Ensuring `faithful representation' in financial reports
August, 31st 2006
The IASB and the FASB have brought out a discussion paper on the qualitative characteristics of decision-useful financial reporting information. `Reliability' came out very strongly as being one of the key characteristics
Financial statements are being churned out by companies at quarterly intervals, thanks to listing regulations and the corporates' intention to give shareholders an update on performance. The moot question is: What do the users of financial statements expect from them in terms of qualitative characteristics?
An immediate answer could be that this would depend on the user the lay shareholder would expect to know details about the future of the company, while the analyst would concentrate on the fine-print to give his recommendation to clients. One factor everyone expects from the financial statements is reliability.

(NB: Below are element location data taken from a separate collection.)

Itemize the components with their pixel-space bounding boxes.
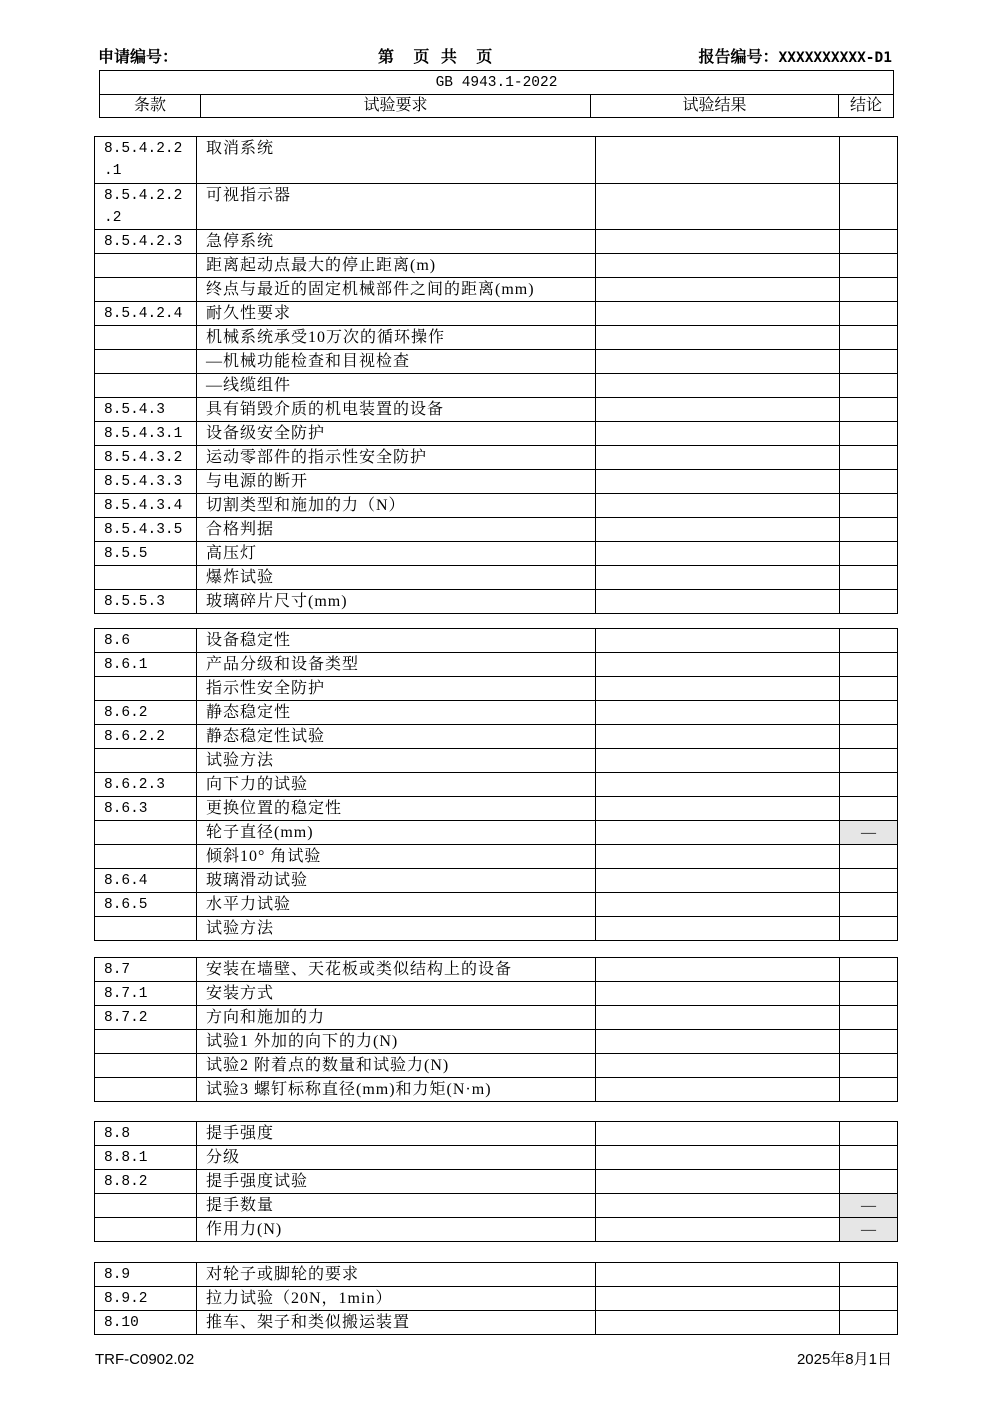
table-row xyxy=(95,422,898,446)
verdict-cell xyxy=(840,446,898,470)
verdict-cell xyxy=(840,917,898,941)
clause-cell: 8.6.3 xyxy=(95,797,197,821)
clause-cell: 8.6.5 xyxy=(95,893,197,917)
requirement-cell: —线缆组件 xyxy=(197,374,596,398)
clause-cell: 8.9.2 xyxy=(95,1287,197,1311)
verdict-cell xyxy=(840,374,898,398)
result-cell xyxy=(596,1006,840,1030)
verdict-cell xyxy=(840,1078,898,1102)
requirement-cell: 与电源的断开 xyxy=(197,470,596,494)
standard-title: GB 4943.1-2022 xyxy=(100,71,894,95)
table-row xyxy=(95,1311,898,1335)
result-cell xyxy=(596,1054,840,1078)
form-code: TRF-C0902.02 xyxy=(95,1351,195,1368)
requirement-cell: 可视指示器 xyxy=(197,183,596,230)
table-row xyxy=(95,1287,898,1311)
verdict-cell xyxy=(840,1006,898,1030)
table-row xyxy=(95,1030,898,1054)
result-cell xyxy=(596,1170,840,1194)
table-row xyxy=(95,1170,898,1194)
table-row xyxy=(95,590,898,614)
clause-cell: 8.5.5 xyxy=(95,542,197,566)
clause-cell xyxy=(95,917,197,941)
requirement-cell: 具有销毁介质的机电装置的设备 xyxy=(197,398,596,422)
report-number-value: XXXXXXXXXX-D1 xyxy=(778,50,892,66)
result-cell xyxy=(596,917,840,941)
verdict-cell xyxy=(840,773,898,797)
table-row xyxy=(95,398,898,422)
verdict-cell xyxy=(840,518,898,542)
clause-cell: 8.6.1 xyxy=(95,653,197,677)
clause-cell xyxy=(95,254,197,278)
clause-cell: 8.5.4.2.4 xyxy=(95,302,197,326)
verdict-cell xyxy=(840,653,898,677)
result-cell xyxy=(596,374,840,398)
result-cell xyxy=(596,1311,840,1335)
requirement-cell: 提手强度 xyxy=(197,1122,596,1146)
table-row xyxy=(95,725,898,749)
table-row xyxy=(95,446,898,470)
requirement-cell: 安装在墙壁、天花板或类似结构上的设备 xyxy=(197,958,596,982)
verdict-cell xyxy=(840,350,898,374)
table-row xyxy=(95,374,898,398)
requirement-cell: 静态稳定性 xyxy=(197,701,596,725)
requirement-cell: 向下力的试验 xyxy=(197,773,596,797)
verdict-cell xyxy=(840,1287,898,1311)
verdict-cell xyxy=(840,677,898,701)
verdict-cell xyxy=(840,1146,898,1170)
verdict-cell xyxy=(840,278,898,302)
clause-cell: 8.7.2 xyxy=(95,1006,197,1030)
table-row xyxy=(95,326,898,350)
table-row xyxy=(95,137,898,184)
column-header-requirement: 试验要求 xyxy=(201,95,591,118)
verdict-cell xyxy=(840,398,898,422)
result-cell xyxy=(596,254,840,278)
table-row xyxy=(95,350,898,374)
requirement-cell: 试验方法 xyxy=(197,917,596,941)
verdict-cell xyxy=(840,629,898,653)
clause-cell: 8.5.4.3 xyxy=(95,398,197,422)
clause-cell: 8.5.4.2.2 .1 xyxy=(95,137,197,184)
clause-table xyxy=(94,136,898,614)
result-cell xyxy=(596,446,840,470)
result-cell xyxy=(596,137,840,184)
result-cell xyxy=(596,1078,840,1102)
clause-cell: 8.5.5.3 xyxy=(95,590,197,614)
clause-cell: 8.5.4.2.2 .2 xyxy=(95,183,197,230)
table-row xyxy=(95,518,898,542)
requirement-cell: 作用力(N) xyxy=(197,1218,596,1242)
table-row xyxy=(95,230,898,254)
requirement-cell: 对轮子或脚轮的要求 xyxy=(197,1263,596,1287)
result-cell xyxy=(596,1146,840,1170)
result-cell xyxy=(596,701,840,725)
clause-table xyxy=(94,957,898,1102)
result-cell xyxy=(596,1030,840,1054)
clause-cell: 8.8 xyxy=(95,1122,197,1146)
table-row xyxy=(95,1218,898,1242)
verdict-cell xyxy=(840,701,898,725)
clause-cell xyxy=(95,374,197,398)
table-row xyxy=(95,821,898,845)
result-cell xyxy=(596,958,840,982)
requirement-cell: 轮子直径(mm) xyxy=(197,821,596,845)
requirement-cell: 运动零部件的指示性安全防护 xyxy=(197,446,596,470)
requirement-cell: 水平力试验 xyxy=(197,893,596,917)
requirement-cell: 更换位置的稳定性 xyxy=(197,797,596,821)
result-cell xyxy=(596,982,840,1006)
result-cell xyxy=(596,1122,840,1146)
result-cell xyxy=(596,518,840,542)
requirement-cell: 推车、架子和类似搬运装置 xyxy=(197,1311,596,1335)
requirement-cell: 指示性安全防护 xyxy=(197,677,596,701)
verdict-cell xyxy=(840,590,898,614)
requirement-cell: 设备级安全防护 xyxy=(197,422,596,446)
verdict-cell xyxy=(840,725,898,749)
requirement-cell: 急停系统 xyxy=(197,230,596,254)
requirement-cell: —机械功能检查和目视检查 xyxy=(197,350,596,374)
result-cell xyxy=(596,893,840,917)
verdict-cell xyxy=(840,302,898,326)
column-header-verdict: 结论 xyxy=(839,95,894,118)
clause-cell xyxy=(95,566,197,590)
verdict-cell xyxy=(840,869,898,893)
result-cell xyxy=(596,566,840,590)
verdict-cell xyxy=(840,1030,898,1054)
table-row xyxy=(95,254,898,278)
verdict-cell xyxy=(840,566,898,590)
table-row xyxy=(95,566,898,590)
table-row xyxy=(95,958,898,982)
column-header-row xyxy=(100,95,894,118)
clause-cell: 8.8.2 xyxy=(95,1170,197,1194)
clause-cell xyxy=(95,326,197,350)
clause-cell xyxy=(95,1218,197,1242)
clause-cell xyxy=(95,278,197,302)
clause-cell: 8.6 xyxy=(95,629,197,653)
requirement-cell: 耐久性要求 xyxy=(197,302,596,326)
result-cell xyxy=(596,278,840,302)
result-cell xyxy=(596,773,840,797)
table-row xyxy=(95,893,898,917)
clause-cell: 8.5.4.3.2 xyxy=(95,446,197,470)
column-header-result: 试验结果 xyxy=(591,95,839,118)
table-row xyxy=(95,677,898,701)
report-number xyxy=(698,48,892,68)
clause-cell xyxy=(95,1078,197,1102)
verdict-cell xyxy=(840,958,898,982)
verdict-cell xyxy=(840,982,898,1006)
clause-table xyxy=(94,1121,898,1242)
table-row xyxy=(95,701,898,725)
clause-cell xyxy=(95,821,197,845)
clause-table xyxy=(94,1262,898,1335)
verdict-cell xyxy=(840,893,898,917)
clause-cell xyxy=(95,845,197,869)
result-cell xyxy=(596,629,840,653)
result-cell xyxy=(596,494,840,518)
table-row xyxy=(95,278,898,302)
clause-cell: 8.5.4.3.3 xyxy=(95,470,197,494)
result-cell xyxy=(596,326,840,350)
requirement-cell: 方向和施加的力 xyxy=(197,1006,596,1030)
clause-cell: 8.5.4.3.5 xyxy=(95,518,197,542)
result-cell xyxy=(596,183,840,230)
result-cell xyxy=(596,470,840,494)
result-cell xyxy=(596,398,840,422)
requirement-cell: 设备稳定性 xyxy=(197,629,596,653)
table-row xyxy=(95,1194,898,1218)
clause-cell: 8.5.4.3.4 xyxy=(95,494,197,518)
table-row xyxy=(95,749,898,773)
table-row xyxy=(95,1078,898,1102)
verdict-cell xyxy=(840,494,898,518)
requirement-cell: 试验2 附着点的数量和试验力(N) xyxy=(197,1054,596,1078)
result-cell xyxy=(596,1263,840,1287)
verdict-cell xyxy=(840,1311,898,1335)
clause-cell: 8.10 xyxy=(95,1311,197,1335)
clause-cell: 8.6.2 xyxy=(95,701,197,725)
clause-cell xyxy=(95,1054,197,1078)
result-cell xyxy=(596,749,840,773)
clause-cell xyxy=(95,350,197,374)
result-cell xyxy=(596,590,840,614)
clause-table xyxy=(94,628,898,941)
requirement-cell: 切割类型和施加的力（N） xyxy=(197,494,596,518)
table-row xyxy=(95,653,898,677)
result-cell xyxy=(596,350,840,374)
result-cell xyxy=(596,1218,840,1242)
requirement-cell: 提手强度试验 xyxy=(197,1170,596,1194)
table-row xyxy=(95,797,898,821)
table-row xyxy=(95,1006,898,1030)
verdict-cell xyxy=(840,1263,898,1287)
table-row xyxy=(95,302,898,326)
verdict-cell: — xyxy=(840,821,898,845)
requirement-cell: 爆炸试验 xyxy=(197,566,596,590)
table-row xyxy=(95,917,898,941)
requirement-cell: 分级 xyxy=(197,1146,596,1170)
requirement-cell: 静态稳定性试验 xyxy=(197,725,596,749)
clause-cell: 8.6.2.3 xyxy=(95,773,197,797)
verdict-cell xyxy=(840,1170,898,1194)
table-row xyxy=(95,542,898,566)
requirement-cell: 玻璃碎片尺寸(mm) xyxy=(197,590,596,614)
result-cell xyxy=(596,422,840,446)
requirement-cell: 玻璃滑动试验 xyxy=(197,869,596,893)
verdict-cell: — xyxy=(840,1194,898,1218)
clause-cell: 8.9 xyxy=(95,1263,197,1287)
table-row xyxy=(95,494,898,518)
result-cell xyxy=(596,845,840,869)
table-row xyxy=(95,1122,898,1146)
table-row xyxy=(95,1263,898,1287)
report-number-label: 报告编号： xyxy=(698,49,779,66)
clause-cell xyxy=(95,1194,197,1218)
verdict-cell xyxy=(840,254,898,278)
result-cell xyxy=(596,677,840,701)
page-count-label: 第 页 共 页 xyxy=(378,49,496,66)
table-row xyxy=(95,1054,898,1078)
verdict-cell xyxy=(840,137,898,184)
table-row xyxy=(95,845,898,869)
verdict-cell: — xyxy=(840,1218,898,1242)
verdict-cell xyxy=(840,470,898,494)
clause-cell: 8.7.1 xyxy=(95,982,197,1006)
result-cell xyxy=(596,230,840,254)
clause-cell: 8.6.4 xyxy=(95,869,197,893)
verdict-cell xyxy=(840,230,898,254)
requirement-cell: 试验1 外加的向下的力(N) xyxy=(197,1030,596,1054)
verdict-cell xyxy=(840,542,898,566)
verdict-cell xyxy=(840,183,898,230)
result-cell xyxy=(596,821,840,845)
requirement-cell: 合格判据 xyxy=(197,518,596,542)
verdict-cell xyxy=(840,1122,898,1146)
table-row xyxy=(95,773,898,797)
table-row xyxy=(95,869,898,893)
clause-cell xyxy=(95,1030,197,1054)
table-row xyxy=(95,1146,898,1170)
result-cell xyxy=(596,797,840,821)
table-row xyxy=(95,629,898,653)
standard-header-table xyxy=(99,70,894,118)
verdict-cell xyxy=(840,326,898,350)
result-cell xyxy=(596,1194,840,1218)
requirement-cell: 提手数量 xyxy=(197,1194,596,1218)
result-cell xyxy=(596,653,840,677)
table-row xyxy=(95,470,898,494)
clause-cell: 8.7 xyxy=(95,958,197,982)
clause-cell xyxy=(95,677,197,701)
requirement-cell: 产品分级和设备类型 xyxy=(197,653,596,677)
verdict-cell xyxy=(840,797,898,821)
form-date: 2025年8月1日 xyxy=(796,1351,892,1368)
result-cell xyxy=(596,302,840,326)
requirement-cell: 试验方法 xyxy=(197,749,596,773)
requirement-cell: 拉力试验（20N，1min） xyxy=(197,1287,596,1311)
clause-cell xyxy=(95,749,197,773)
result-cell xyxy=(596,542,840,566)
requirement-cell: 倾斜10° 角试验 xyxy=(197,845,596,869)
clause-cell: 8.8.1 xyxy=(95,1146,197,1170)
requirement-cell: 终点与最近的固定机械部件之间的距离(mm) xyxy=(197,278,596,302)
verdict-cell xyxy=(840,1054,898,1078)
clause-cell: 8.6.2.2 xyxy=(95,725,197,749)
standard-row xyxy=(100,71,894,95)
requirement-cell: 安装方式 xyxy=(197,982,596,1006)
requirement-cell: 高压灯 xyxy=(197,542,596,566)
clause-cell: 8.5.4.2.3 xyxy=(95,230,197,254)
verdict-cell xyxy=(840,749,898,773)
column-header-clause: 条款 xyxy=(100,95,201,118)
clause-cell: 8.5.4.3.1 xyxy=(95,422,197,446)
requirement-cell: 距离起动点最大的停止距离(m) xyxy=(197,254,596,278)
result-cell xyxy=(596,725,840,749)
application-number-label: 申请编号： xyxy=(98,49,179,66)
table-row xyxy=(95,183,898,230)
requirement-cell: 试验3 螺钉标称直径(mm)和力矩(N·m) xyxy=(197,1078,596,1102)
verdict-cell xyxy=(840,422,898,446)
requirement-cell: 取消系统 xyxy=(197,137,596,184)
result-cell xyxy=(596,869,840,893)
table-row xyxy=(95,982,898,1006)
result-cell xyxy=(596,1287,840,1311)
verdict-cell xyxy=(840,845,898,869)
requirement-cell: 机械系统承受10万次的循环操作 xyxy=(197,326,596,350)
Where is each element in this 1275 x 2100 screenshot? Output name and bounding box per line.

The International Accounting Standards Board (IASB) and the Financial Accounting Standards Board (FASB) recently met as part of their ongoing effort to make the International Financial Reporting Standards (IFRS)futuristic. They brought out a discussion paper on the qualitative characteristics of decision-useful financial reporting information. `Reliability' came out very strongly as being one of the key characteristics of financial reporting.
Given that key companies in the US have gone back to uttering the dreaded word "restatement" this time courtesy an accounting scam involving back-dating of stock options the need for reliability has become all the more necessary.
Components of reliability
The FASB has its Concepts Statement No 2 to refer to, while the IASB has a framework to understand what the components of reliability are.
The Concepts Statement identified representational faithfulness, verifiability, neutrality, completeness and freedom from bias as its components.
The IASB framework identified substance over form, neutrality, prudence and completeness as the components. Both Boards concluded that faithful representation the quality of faithfully representing what information purports to represent and neutrality the absence of bias intended to attain a predetermined result or to induce a particular behaviour could be taken to be the key components in exhibiting decision-useful information to users of financial statements.
Indian accounting standards too place some faith on substance over form as one of the components of reliability of financial statements. Giving an example of an entity disposing of an asset to another party in such a way that the documentation purports to pass legal ownership to that party but agreements could exist that ensure that the entity continues to enjoy future economic benefits embodied in the asset, the discussion paper concludes that if one agrees to the concept of substance over form and reports this as a sale, it would not be faithfully representing the transaction that has been entered into.
In what could be a message to the standard-setters in India to move away from the concept of substance over form, the discussion paper concluded that substance over form could not be used as a component to ensure that financial statements are reliable.
The discussion paper questioned the need for the term reliability itself. Experience shows that the term has been rather loosely used. The discussion paper found a new buzzword faithful representation which could be used in the place of reliability.
The technical definition of the term would mean correspondence or agreement between the accounting measures or descriptions in financial reports and the economic phenomena they purport to represent.
Since the goal of financial reporting is to faithfully represent real-world economic phenomena and changes in them, use of the term faithful representation seems appropriate.
A good example could be the new concept of "fair value." Representations of fair values should change when the values change. And the changes should reflect the degree of volatility in these changes. The term faithful representation could soon find its way into the accounting standards set by the regulators as well as into the annual reports of companies.